Although our study design does not allow us to test whether beneficiaries are fully forward looking as predicted by Ellis (1986) and Keeler et al. (1977), we examine whether there is evidence that individuals are forward looking within a narrow time span. We find significant decreases in the likelihood of reinitiation in the final months of the year, which might suggest that some beneficiaries are anticipating the resumption of benefits at the beginning of the next calendar year. However, the final months of the year also had the peak number of individuals who were in the doughnut hole; thus, decreased medication use might simply reflect the higher prices that individuals face in those final months. More research is needed to determine whether any anticipatory behavior exists within similar insurance designs.

There are several important limitations to this study. First, we focus only on those who sdiscontinued their beta-blockers for at least 30 days. With regards to examining whether people are forward-looking, these individuals may be the least likely to exhibit anticipatory behavior, since they do not smooth their consumption across periods. Second, in our difference-in-differences specification, we use the seasonal variation in the LIS group to remove seasonal differences in the non-LIS group. Since the LIS group differs from the non-LIS group on several dimensions, the two groups may also have different seasonal patterns of medication use. Third, our analysis focus on reinitiating beta-blockers among those who recently survived an MI. The results might not be generalizable to all medications, or for the general population.

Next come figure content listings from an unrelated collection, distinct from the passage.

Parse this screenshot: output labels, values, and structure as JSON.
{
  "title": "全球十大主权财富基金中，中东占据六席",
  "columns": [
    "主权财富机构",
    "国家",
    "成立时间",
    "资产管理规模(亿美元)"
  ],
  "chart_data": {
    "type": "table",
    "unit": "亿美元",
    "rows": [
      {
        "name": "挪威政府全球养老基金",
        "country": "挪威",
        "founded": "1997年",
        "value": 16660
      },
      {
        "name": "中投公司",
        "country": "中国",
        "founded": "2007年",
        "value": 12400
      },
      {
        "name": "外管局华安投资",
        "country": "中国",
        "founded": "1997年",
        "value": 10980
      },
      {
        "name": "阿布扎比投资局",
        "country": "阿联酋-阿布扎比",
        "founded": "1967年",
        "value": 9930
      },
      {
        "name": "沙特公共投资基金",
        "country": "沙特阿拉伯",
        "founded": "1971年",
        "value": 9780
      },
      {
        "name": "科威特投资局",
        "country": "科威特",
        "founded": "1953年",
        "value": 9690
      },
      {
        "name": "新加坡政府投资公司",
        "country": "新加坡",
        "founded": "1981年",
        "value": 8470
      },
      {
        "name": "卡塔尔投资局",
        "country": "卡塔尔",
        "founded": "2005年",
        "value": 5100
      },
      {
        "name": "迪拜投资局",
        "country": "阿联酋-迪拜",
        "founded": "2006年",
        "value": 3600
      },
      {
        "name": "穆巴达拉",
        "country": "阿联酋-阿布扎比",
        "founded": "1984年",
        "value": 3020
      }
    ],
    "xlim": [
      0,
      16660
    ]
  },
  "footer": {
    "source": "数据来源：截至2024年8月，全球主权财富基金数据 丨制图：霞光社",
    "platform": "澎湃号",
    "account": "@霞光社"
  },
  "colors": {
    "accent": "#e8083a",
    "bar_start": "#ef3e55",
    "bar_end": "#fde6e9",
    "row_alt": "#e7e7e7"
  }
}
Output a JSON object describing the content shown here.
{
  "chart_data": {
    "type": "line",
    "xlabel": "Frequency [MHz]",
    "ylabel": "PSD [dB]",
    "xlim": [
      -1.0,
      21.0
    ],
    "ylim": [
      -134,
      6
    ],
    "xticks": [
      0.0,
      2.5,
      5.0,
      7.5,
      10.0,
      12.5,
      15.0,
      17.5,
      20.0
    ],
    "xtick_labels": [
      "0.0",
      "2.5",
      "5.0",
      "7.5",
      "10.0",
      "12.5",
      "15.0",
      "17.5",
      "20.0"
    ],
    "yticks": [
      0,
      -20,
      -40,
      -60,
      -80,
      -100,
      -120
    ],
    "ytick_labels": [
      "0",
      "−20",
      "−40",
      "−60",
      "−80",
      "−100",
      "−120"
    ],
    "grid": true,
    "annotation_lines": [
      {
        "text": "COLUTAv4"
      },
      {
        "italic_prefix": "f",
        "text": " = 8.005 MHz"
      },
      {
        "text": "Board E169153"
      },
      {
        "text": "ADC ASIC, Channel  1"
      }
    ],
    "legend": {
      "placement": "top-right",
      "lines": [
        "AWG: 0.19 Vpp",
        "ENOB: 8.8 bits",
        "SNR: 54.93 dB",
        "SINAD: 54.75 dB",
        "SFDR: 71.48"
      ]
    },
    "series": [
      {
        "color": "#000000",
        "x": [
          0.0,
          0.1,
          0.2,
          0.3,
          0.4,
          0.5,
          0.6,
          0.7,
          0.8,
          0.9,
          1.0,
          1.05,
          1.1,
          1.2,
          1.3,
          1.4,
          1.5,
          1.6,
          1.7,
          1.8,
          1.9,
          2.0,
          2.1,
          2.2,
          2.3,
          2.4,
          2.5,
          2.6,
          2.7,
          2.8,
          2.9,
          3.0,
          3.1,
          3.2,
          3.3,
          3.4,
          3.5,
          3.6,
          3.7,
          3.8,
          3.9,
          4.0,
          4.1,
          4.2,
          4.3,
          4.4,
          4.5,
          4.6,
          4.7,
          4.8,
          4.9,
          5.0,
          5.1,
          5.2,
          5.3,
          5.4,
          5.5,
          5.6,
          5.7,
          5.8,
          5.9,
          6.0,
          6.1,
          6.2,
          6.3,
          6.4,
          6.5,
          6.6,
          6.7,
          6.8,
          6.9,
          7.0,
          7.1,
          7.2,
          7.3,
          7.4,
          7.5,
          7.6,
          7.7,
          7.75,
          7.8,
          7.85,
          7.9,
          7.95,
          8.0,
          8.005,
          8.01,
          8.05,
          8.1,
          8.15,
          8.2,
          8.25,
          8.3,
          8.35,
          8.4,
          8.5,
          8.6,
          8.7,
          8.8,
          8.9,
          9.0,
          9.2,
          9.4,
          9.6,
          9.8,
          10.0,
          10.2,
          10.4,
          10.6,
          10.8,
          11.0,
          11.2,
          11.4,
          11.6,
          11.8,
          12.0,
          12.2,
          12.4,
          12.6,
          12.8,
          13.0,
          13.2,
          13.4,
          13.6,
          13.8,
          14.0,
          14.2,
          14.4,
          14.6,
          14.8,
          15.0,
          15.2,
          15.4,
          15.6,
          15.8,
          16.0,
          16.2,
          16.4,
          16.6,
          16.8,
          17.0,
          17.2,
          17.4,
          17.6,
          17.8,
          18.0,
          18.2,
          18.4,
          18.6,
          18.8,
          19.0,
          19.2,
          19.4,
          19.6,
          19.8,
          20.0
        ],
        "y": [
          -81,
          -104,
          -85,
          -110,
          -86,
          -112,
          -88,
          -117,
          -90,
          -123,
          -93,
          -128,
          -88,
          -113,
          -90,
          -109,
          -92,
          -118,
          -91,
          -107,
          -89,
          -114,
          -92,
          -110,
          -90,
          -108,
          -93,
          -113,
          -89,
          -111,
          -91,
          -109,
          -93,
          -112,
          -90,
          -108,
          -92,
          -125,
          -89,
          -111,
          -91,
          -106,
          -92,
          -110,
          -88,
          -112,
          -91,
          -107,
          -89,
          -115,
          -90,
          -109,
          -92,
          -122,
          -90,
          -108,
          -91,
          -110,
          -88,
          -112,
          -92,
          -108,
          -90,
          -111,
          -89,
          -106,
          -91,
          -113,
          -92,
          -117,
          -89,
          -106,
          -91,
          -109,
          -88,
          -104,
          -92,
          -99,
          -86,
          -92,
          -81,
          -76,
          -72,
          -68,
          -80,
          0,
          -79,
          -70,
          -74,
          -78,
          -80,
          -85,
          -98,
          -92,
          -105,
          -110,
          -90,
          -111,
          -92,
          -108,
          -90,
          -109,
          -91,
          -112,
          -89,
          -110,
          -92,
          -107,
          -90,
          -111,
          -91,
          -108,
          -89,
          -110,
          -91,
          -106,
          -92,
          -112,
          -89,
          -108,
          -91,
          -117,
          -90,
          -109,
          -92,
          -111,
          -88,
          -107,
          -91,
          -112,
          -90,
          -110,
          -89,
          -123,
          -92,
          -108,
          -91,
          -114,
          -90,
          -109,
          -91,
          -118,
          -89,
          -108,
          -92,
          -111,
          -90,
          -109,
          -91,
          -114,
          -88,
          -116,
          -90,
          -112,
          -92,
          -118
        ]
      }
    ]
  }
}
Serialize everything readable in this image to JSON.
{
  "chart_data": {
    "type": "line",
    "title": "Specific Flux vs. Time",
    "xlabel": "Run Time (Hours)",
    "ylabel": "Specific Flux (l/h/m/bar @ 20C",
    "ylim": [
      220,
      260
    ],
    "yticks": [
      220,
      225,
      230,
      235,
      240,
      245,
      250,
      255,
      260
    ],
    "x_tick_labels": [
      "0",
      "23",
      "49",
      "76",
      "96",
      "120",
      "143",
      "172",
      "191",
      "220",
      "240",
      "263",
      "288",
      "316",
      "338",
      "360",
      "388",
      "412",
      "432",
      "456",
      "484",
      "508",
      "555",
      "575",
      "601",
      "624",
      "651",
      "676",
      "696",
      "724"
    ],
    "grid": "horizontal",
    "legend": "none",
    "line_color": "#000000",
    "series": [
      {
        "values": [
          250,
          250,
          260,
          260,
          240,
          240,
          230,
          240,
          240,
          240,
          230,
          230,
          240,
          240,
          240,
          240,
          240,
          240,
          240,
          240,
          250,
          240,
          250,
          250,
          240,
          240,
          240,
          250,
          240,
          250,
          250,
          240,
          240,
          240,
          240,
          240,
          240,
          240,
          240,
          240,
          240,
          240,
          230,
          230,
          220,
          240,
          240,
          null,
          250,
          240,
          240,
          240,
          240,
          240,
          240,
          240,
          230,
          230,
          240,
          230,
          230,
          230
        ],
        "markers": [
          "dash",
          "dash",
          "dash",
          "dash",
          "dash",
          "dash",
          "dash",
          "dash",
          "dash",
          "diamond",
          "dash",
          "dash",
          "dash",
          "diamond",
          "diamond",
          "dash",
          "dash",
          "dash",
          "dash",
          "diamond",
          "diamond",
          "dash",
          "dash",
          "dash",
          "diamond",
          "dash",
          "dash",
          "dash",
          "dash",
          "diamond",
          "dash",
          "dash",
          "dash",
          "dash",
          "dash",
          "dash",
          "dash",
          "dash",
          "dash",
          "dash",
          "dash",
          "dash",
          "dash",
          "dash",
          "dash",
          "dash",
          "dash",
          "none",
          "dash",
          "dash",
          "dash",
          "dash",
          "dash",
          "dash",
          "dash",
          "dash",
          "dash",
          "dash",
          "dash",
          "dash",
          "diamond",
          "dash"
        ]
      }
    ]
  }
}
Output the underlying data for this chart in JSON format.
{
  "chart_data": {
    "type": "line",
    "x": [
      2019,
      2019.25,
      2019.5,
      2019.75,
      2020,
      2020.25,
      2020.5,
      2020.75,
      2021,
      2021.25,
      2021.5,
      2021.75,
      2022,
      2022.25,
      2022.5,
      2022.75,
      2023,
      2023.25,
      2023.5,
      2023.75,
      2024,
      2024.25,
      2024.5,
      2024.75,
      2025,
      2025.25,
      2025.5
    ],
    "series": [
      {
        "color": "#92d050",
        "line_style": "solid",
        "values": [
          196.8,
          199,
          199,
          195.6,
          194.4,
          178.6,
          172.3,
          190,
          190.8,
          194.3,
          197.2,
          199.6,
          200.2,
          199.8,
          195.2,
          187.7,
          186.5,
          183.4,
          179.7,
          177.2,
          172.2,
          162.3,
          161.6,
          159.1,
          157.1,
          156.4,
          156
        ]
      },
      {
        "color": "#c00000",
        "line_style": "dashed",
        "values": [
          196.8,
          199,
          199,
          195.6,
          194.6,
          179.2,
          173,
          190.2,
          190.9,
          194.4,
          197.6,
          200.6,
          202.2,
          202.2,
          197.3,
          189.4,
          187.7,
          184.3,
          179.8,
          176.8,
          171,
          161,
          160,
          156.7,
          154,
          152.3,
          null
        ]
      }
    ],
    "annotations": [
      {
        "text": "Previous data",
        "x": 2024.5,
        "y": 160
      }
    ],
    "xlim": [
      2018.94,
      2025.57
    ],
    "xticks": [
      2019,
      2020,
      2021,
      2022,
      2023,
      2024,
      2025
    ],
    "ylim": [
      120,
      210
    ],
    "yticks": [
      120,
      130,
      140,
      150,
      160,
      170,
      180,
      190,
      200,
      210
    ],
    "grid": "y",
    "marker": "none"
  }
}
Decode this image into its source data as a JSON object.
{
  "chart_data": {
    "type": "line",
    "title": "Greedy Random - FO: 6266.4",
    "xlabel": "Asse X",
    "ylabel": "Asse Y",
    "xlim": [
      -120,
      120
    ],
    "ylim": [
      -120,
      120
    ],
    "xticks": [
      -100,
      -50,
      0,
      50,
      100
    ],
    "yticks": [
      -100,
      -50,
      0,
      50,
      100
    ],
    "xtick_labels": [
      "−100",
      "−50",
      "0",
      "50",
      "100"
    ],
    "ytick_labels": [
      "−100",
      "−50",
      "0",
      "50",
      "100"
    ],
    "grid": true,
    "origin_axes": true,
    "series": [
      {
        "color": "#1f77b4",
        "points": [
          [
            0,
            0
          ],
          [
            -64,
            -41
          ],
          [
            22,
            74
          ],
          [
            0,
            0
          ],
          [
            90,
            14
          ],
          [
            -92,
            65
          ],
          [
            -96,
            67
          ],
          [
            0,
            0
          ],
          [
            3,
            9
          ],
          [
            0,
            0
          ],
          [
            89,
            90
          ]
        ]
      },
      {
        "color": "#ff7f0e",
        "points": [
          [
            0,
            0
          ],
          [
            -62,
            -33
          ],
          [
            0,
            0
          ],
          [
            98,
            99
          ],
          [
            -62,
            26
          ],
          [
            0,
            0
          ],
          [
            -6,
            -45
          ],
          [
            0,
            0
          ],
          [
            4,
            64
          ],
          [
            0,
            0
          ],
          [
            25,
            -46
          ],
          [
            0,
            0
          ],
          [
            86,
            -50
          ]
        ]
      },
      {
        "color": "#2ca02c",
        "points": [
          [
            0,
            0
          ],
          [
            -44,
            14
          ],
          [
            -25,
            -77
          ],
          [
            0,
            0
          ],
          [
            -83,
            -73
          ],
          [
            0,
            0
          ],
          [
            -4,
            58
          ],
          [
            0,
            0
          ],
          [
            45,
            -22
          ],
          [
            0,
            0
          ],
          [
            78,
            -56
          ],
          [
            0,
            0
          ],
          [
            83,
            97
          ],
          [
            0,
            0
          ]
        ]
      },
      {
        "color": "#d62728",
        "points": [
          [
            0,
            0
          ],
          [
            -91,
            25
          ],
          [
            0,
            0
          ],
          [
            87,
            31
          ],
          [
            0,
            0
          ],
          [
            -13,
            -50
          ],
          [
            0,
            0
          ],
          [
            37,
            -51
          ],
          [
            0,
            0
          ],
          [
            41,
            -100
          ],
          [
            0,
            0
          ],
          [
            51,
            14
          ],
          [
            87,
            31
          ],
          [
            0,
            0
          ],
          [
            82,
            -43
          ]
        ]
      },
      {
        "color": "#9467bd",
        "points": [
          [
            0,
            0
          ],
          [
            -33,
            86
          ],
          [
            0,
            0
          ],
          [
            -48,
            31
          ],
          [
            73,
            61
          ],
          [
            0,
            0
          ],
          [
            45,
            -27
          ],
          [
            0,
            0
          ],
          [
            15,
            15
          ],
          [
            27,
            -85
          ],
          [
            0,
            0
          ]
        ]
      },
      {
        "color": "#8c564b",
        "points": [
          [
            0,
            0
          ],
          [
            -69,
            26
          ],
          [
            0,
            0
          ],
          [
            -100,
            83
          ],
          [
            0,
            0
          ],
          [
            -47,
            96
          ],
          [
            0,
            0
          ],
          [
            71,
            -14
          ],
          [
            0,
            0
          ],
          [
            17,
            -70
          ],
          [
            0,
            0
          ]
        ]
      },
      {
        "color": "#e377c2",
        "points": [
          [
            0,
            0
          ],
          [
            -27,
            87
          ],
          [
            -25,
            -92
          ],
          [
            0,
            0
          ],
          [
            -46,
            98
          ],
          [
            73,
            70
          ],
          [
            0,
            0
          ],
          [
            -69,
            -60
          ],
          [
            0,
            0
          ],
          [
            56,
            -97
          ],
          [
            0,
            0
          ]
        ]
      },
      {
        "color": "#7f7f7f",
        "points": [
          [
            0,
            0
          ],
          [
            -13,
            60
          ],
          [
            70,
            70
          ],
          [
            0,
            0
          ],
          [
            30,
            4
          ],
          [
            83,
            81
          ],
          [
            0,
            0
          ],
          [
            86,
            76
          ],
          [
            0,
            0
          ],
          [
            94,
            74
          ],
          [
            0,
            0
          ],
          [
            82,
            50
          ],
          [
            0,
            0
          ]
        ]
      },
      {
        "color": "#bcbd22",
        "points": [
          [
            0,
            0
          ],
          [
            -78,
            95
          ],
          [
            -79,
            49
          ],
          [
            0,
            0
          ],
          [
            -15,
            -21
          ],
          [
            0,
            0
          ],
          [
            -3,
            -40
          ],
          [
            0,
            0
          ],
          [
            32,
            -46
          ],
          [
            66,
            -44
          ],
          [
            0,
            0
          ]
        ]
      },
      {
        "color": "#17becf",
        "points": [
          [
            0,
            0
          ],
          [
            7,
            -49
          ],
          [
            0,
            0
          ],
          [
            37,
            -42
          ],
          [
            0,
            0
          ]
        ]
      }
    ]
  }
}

Overall, we find that individuals who ordinarily would have reinitiated medications at the end of the year have a tendency to wait until the reset of benefits at the beginning of the year. Despite the cause, this delayed effect on medication resumption might increase the chance of uncontrolled symptoms and hospital readmission. If people smoothed their consumption across periods with different prices as theory predicts, drug benefit designs that have various price phases might be a good way to limit drug claims with low marginal value. However, it appears that there is a growing body of evidence that individuals heavily weight the current price of medications when making decisions. In this case, this type benefit design may cause sub-optimal medication use and could lead to increased downstream costs.